Постепенно привыкаешь, под конец мне это даже нравится. Она ведь хочет, чтобы мы поняли, но немного боится, не улавливая, почему мы никак не можем понять! отчего медлим! Тогда возникают невинность и робость; вопрос: можно ли продолжать, приблизительно так.
Вероятно, поэтому. Так пишут только те, кто еще не до конца решился или пребывает в безграничном отчаянии. О шести тысячах женщин, запертых в больнице Сальпетриер, толком никто ничего не знает, но ведь они там были, непосредственно рядом с нею. Я скоро начну: это отзвук детского страха, радостный, но с оттенком отчаяния, мне он знаком.
Нетрудно понять, что пальцы и руки Бланш пострадали от радиевого излучения.
Но ступни? А позже и ноги целиком?
Возможно, причина кроется в чем-то другом. У Бланш часто повторяется: было и кое-что другое.
Сперва, стало быть, Бланш. Затем Джейн Авриль, которую на самом деле звали Жанна Луиза Бодон.
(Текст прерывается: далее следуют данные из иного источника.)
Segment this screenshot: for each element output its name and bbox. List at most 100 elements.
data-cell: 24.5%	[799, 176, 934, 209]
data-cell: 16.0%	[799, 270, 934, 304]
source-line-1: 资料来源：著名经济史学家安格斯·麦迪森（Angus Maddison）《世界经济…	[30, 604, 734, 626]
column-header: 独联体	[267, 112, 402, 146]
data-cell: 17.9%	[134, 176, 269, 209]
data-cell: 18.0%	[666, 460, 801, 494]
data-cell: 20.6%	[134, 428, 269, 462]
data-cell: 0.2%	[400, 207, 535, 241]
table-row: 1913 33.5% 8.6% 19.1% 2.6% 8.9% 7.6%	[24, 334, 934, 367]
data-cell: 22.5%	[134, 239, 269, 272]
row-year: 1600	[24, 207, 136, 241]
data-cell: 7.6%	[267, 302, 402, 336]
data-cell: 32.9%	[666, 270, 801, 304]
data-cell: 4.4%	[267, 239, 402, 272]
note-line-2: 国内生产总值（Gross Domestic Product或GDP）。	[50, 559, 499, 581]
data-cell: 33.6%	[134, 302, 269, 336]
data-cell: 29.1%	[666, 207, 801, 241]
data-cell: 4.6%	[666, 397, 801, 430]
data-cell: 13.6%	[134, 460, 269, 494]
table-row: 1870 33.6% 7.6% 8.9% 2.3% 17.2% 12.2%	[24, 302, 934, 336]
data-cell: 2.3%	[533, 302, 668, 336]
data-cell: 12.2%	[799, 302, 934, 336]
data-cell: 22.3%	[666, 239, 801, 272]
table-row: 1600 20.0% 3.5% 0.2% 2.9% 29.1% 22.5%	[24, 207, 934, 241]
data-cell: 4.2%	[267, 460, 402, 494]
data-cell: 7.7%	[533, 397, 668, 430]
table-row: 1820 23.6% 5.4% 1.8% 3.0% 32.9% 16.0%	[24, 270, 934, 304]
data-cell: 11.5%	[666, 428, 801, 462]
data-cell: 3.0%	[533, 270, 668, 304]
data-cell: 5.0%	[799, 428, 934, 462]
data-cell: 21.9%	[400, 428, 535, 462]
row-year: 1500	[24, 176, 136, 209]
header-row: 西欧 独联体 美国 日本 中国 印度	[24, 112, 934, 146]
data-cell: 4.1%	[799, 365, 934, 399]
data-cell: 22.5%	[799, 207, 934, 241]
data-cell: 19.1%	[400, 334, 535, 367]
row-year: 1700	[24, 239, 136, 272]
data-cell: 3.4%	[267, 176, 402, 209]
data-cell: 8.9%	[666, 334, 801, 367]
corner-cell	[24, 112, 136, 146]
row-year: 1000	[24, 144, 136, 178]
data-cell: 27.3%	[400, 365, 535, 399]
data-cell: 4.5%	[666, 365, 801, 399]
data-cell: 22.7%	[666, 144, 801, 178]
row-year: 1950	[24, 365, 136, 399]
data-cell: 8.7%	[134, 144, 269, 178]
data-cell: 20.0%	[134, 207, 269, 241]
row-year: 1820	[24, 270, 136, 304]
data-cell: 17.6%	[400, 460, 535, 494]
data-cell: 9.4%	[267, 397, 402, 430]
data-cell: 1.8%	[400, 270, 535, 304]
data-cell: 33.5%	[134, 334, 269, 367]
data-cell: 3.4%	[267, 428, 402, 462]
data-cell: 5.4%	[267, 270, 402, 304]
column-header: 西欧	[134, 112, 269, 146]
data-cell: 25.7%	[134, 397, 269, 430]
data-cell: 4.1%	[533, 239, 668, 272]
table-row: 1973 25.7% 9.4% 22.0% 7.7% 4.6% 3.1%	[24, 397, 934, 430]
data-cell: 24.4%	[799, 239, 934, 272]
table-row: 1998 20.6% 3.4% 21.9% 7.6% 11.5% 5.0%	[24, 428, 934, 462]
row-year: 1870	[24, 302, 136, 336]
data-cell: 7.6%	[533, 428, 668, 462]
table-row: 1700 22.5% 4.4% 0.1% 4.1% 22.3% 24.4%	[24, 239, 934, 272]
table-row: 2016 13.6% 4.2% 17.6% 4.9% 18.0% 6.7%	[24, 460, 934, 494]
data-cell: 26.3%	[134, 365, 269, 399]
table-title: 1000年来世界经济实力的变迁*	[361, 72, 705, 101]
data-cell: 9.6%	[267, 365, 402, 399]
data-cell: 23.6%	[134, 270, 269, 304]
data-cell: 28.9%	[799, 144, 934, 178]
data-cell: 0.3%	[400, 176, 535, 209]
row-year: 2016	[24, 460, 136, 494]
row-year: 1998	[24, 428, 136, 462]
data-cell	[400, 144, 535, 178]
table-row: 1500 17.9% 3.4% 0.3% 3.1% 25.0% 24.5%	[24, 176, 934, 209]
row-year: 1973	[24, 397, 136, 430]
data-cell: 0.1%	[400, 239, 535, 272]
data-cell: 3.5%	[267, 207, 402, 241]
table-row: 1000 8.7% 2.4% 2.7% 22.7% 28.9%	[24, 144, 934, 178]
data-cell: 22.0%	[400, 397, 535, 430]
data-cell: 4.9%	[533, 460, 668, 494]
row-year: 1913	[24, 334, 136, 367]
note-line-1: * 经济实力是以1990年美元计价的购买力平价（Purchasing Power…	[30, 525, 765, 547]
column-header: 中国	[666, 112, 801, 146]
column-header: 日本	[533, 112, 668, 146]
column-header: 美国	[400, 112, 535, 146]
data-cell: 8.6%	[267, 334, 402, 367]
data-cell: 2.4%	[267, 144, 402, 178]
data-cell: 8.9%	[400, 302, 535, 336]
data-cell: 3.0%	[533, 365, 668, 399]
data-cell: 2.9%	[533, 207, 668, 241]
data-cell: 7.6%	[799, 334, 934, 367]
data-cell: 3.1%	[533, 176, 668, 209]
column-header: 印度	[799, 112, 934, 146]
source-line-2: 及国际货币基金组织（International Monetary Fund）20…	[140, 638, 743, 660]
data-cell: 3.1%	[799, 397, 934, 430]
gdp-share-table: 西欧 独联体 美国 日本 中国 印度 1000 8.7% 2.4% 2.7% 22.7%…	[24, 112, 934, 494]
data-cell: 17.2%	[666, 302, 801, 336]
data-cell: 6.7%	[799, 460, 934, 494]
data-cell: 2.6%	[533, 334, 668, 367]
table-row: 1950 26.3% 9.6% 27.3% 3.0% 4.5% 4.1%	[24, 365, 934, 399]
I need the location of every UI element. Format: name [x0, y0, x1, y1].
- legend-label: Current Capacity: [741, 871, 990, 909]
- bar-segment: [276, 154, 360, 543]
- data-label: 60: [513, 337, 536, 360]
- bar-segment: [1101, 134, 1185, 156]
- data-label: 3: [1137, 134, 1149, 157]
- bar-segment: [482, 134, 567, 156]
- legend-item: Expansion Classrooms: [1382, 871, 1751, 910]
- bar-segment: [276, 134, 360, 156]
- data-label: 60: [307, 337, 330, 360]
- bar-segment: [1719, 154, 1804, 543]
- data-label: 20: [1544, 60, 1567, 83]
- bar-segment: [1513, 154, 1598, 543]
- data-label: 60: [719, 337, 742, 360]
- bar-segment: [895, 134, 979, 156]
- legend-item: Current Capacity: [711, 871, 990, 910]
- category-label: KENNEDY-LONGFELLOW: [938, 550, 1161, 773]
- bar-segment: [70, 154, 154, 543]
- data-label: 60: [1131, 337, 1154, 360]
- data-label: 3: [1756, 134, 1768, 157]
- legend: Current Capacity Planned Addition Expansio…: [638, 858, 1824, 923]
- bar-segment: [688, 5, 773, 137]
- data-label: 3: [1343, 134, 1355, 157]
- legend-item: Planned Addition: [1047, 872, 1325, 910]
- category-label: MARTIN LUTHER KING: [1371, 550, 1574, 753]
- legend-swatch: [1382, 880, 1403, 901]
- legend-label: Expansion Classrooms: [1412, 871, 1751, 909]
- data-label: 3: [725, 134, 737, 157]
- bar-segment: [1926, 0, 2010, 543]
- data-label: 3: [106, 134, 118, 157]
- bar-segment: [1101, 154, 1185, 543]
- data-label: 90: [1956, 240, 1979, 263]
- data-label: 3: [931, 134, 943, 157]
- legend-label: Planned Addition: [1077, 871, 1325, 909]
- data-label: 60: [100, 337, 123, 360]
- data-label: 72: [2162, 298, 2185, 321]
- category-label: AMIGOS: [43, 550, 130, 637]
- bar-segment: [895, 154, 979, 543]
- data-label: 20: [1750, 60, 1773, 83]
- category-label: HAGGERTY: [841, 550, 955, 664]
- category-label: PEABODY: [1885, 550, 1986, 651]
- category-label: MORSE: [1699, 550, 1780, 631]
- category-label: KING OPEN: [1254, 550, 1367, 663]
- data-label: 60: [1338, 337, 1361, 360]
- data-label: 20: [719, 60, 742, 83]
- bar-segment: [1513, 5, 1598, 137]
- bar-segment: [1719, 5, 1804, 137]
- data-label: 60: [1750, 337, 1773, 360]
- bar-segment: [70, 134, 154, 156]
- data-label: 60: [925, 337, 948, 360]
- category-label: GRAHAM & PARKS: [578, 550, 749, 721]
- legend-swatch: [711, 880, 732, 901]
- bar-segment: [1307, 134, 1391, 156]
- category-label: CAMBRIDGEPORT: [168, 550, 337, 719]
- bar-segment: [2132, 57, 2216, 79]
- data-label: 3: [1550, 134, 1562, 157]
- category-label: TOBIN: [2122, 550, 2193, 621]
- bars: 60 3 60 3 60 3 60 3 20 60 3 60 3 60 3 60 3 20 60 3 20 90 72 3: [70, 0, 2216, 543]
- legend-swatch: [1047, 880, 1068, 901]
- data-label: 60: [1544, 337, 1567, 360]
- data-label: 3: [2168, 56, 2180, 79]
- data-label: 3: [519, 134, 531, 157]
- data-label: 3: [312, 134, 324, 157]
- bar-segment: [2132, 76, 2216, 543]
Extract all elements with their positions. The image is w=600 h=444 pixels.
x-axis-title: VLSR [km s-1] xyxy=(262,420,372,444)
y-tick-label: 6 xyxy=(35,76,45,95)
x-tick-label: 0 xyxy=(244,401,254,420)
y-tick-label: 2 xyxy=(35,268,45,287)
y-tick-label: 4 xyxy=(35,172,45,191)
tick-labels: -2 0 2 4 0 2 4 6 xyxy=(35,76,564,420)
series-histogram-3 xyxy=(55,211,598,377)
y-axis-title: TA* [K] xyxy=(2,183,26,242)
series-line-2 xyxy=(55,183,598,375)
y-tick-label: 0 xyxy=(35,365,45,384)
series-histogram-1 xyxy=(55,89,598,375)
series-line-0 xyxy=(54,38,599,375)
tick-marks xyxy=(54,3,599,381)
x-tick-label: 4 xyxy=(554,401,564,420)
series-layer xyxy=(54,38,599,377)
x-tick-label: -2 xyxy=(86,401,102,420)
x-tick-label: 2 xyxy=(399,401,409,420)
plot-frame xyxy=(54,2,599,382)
Она играет очень скромную роль в истории Бланш, Мари и профессора Шарко, но однажды июньским вечером (год в «Книге» не приводится; можно, однако, предположить, что году в 1906-м) она, безо всякого предупреждения, навещает Бланш. Это — первый из двух ее визитов.
Второй был нанесен за месяц до смерти Бланш. Мари, Бланш и Джейн, втроем, сидят на террасе. Деревья. Листва.
Это — наиприятнейшая встреча, совсем непохожая на первую, она-то и является исходной точкой, или той точкой, с которой можно начинать повествование.
Всегда хочется надеяться, что в каждой человеческой жизни существует подобная точка. Вероятно, поэтому мы и продолжаем жить.
Первая встреча происходит посреди серии ампутаций — Бланш уже лишилась руки и стопы, но еще может вполне сносно передвигаться на костылях; Джейн равнодушна и любезна. В «Книге» есть вопрос: Чем вызван визит Джейн и кто рассказал ей о моем положении?
Джейн принесла с собой свежий хлеб, который, как она уверяла, испечен с изюмом, абиссинскими орехами (?) и приправлен розмарином, и сказала, что хочет в знак дружбы разделить этот хлеб с Бланш, выпить с ней бокал вина и вспомнить прошлое.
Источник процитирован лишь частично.